I'm trying to trace some odd behavior of a few processes and ran into a point I'm not sure how to trace past. The hung process, which I attached to using strace -p showed this:

Process 7926 attached - interrupt to quit
read(3, 

Okay, so it's waiting for input on fd 3, so I went to check what it is:

$ ls -l /proc/7926/fd/3
lr-x------ 1 user grp 64 Mar 15 10:41 /proc/7926/fd/3 -> pipe:[20043922]

Okay, so it's a pipe... now the question -- who is the writer of this pipe? I recall that on Linux there is a special feature for unix domain sockets where you can request a file path that starts with a NUL byte to access the "abstract socket namespace" (mentioned here: http://tkhanson.net/cgit.cgi/misc.git/plain/unixdomain/Unix_domain_sockets.html). I'm not sure if there's something similar for pipes that I could take advantage of, but I haven't found anything.

I was hoping a tool like fuser or lsof might help, but I haven't gotten anywhere.

Any ideas?

FatalError
  • 2,233
  • 1
  • 18
  • 15

3 Answers3

55

The symlink contents "pipe:[20043922]" are a unique ID; the other end of the pipe will have a matching ID.

(find /proc -type l | xargs ls -l | fgrep 'pipe:[20043922]') 2>/dev/null

should show you both ends of the pipe.

Kyle Jones
  • 6,364
7

I'd use px.

Disclaimer: I wrote it, so of course I'm recommending it.

px will tell you which other processes yours is talking to, sudo px 7926 would have gotten you the answer.

Example output (not your PID obviously, but still), scroll to the bottom for pipes tracing:

~ $ sudo px 76572
cat

kernel(0) root launchd(1) root iTerm2(39341) johan iTerm2(39343) johan login(39344) root -fish(39346) johan ----------> cat(76572) johan

14.62s ago cat was started, at 2020-09-12T16:20:12+02:00.
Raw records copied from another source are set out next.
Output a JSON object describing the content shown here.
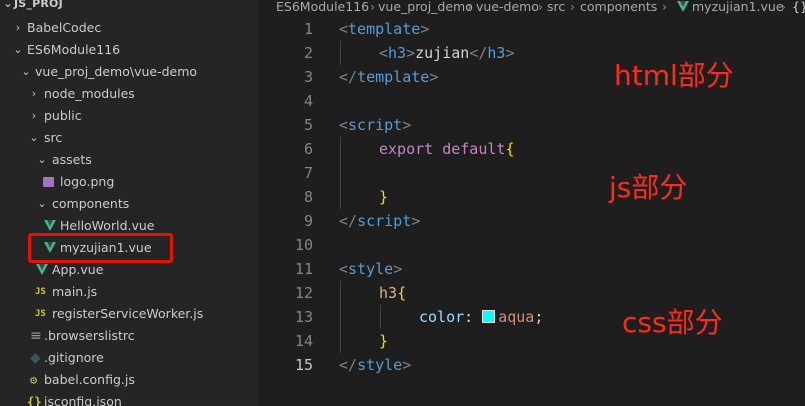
{
  "explorer": {
    "root": "JS_PROJ",
    "items": [
      {
        "label": "BabelCodec",
        "kind": "folder",
        "expanded": false
      },
      {
        "label": "ES6Module116",
        "kind": "folder",
        "expanded": true
      },
      {
        "label": "vue_proj_demo\\vue-demo",
        "kind": "folder",
        "expanded": true
      },
      {
        "label": "node_modules",
        "kind": "folder",
        "expanded": false
      },
      {
        "label": "public",
        "kind": "folder",
        "expanded": false
      },
      {
        "label": "src",
        "kind": "folder",
        "expanded": true
      },
      {
        "label": "assets",
        "kind": "folder",
        "expanded": true
      },
      {
        "label": "logo.png",
        "kind": "image"
      },
      {
        "label": "components",
        "kind": "folder",
        "expanded": true
      },
      {
        "label": "HelloWorld.vue",
        "kind": "vue"
      },
      {
        "label": "myzujian1.vue",
        "kind": "vue",
        "highlighted": true
      },
      {
        "label": "App.vue",
        "kind": "vue"
      },
      {
        "label": "main.js",
        "kind": "js",
        "icon": "JS"
      },
      {
        "label": "registerServiceWorker.js",
        "kind": "js",
        "icon": "JS"
      },
      {
        "label": ".browserslistrc",
        "kind": "dotfile"
      },
      {
        "label": ".gitignore",
        "kind": "git"
      },
      {
        "label": "babel.config.js",
        "kind": "babel"
      },
      {
        "label": "jsconfig.json",
        "kind": "json",
        "icon": "{}"
      }
    ]
  },
  "breadcrumb": [
    "ES6Module116",
    "vue_proj_demo",
    "vue-demo",
    "src",
    "components",
    "myzujian1.vue"
  ],
  "line_numbers": [
    "1",
    "2",
    "3",
    "4",
    "5",
    "6",
    "7",
    "8",
    "9",
    "10",
    "11",
    "12",
    "13",
    "14",
    "15"
  ],
  "code": {
    "l1_tag": "template",
    "l2_tag_open": "h3",
    "l2_text": "zujian",
    "l2_tag_close": "h3",
    "l3_tag": "template",
    "l5_tag": "script",
    "l6_kw1": "export",
    "l6_kw2": "default",
    "l6_brace": "{",
    "l8_brace": "}",
    "l9_tag": "script",
    "l11_tag": "style",
    "l12_selector": "h3",
    "l12_brace": "{",
    "l13_prop": "color",
    "l13_value": "aqua",
    "l14_brace": "}",
    "l15_tag": "style",
    "swatch_color": "#00ffff"
  },
  "annotations": {
    "html": "html部分",
    "js": "js部分",
    "css": "css部分"
  },
  "colors": {
    "annotation": "#ff2a1a",
    "highlight_box": "#e51400",
    "vue_green": "#42b883",
    "tag_blue": "#569cd6"
  }
}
Other processes started close to cat(76572): CoreServices/mdworker_shared(76468) was started 4m32s before cat(76572) CoreServices/mdworker_shared(76475) was started 4m02s before cat(76572) CoreServices/mdworker_shared(76541) was started 1m55s before cat(76572) cat(76573) was started just after cat(76572) sudo px(76583) was started 14.0s after cat(76572)

Users logged in when cat(76572) started: johan

2020-09-12T16:20:26.739132: Now invoking lsof, this can take over a minute on a big system... 2020-09-12T16:20:27.052847: lsof done, proceeding.

Others sharing this process' working directory (/Users/johan) cat(76573) -fish(39346) iTerm2(39343) login(39344) sudo px(76583)

File descriptors: stdin : [CHR] /dev/ttys000 stdout: [PIPE] -> cat(76573) (0x204c1334a30aa50d) stderr: [CHR] /dev/ttys000

Network connections:

Inter Process Communication: cat(76573): [PIPE] ->0x204c1334a30aa50d

For a list of all open files, do "sudo lsof -p 76572", or "sudo watch lsof -p 76572" for a live view. ~ $

6

You can get the list of processes using the pipe by using lsof command:

lsof | grep 'FIFO.*20043922'

The output will show the readers (in the FD column with entries like 1r) and writers (same columns with entries like 2w).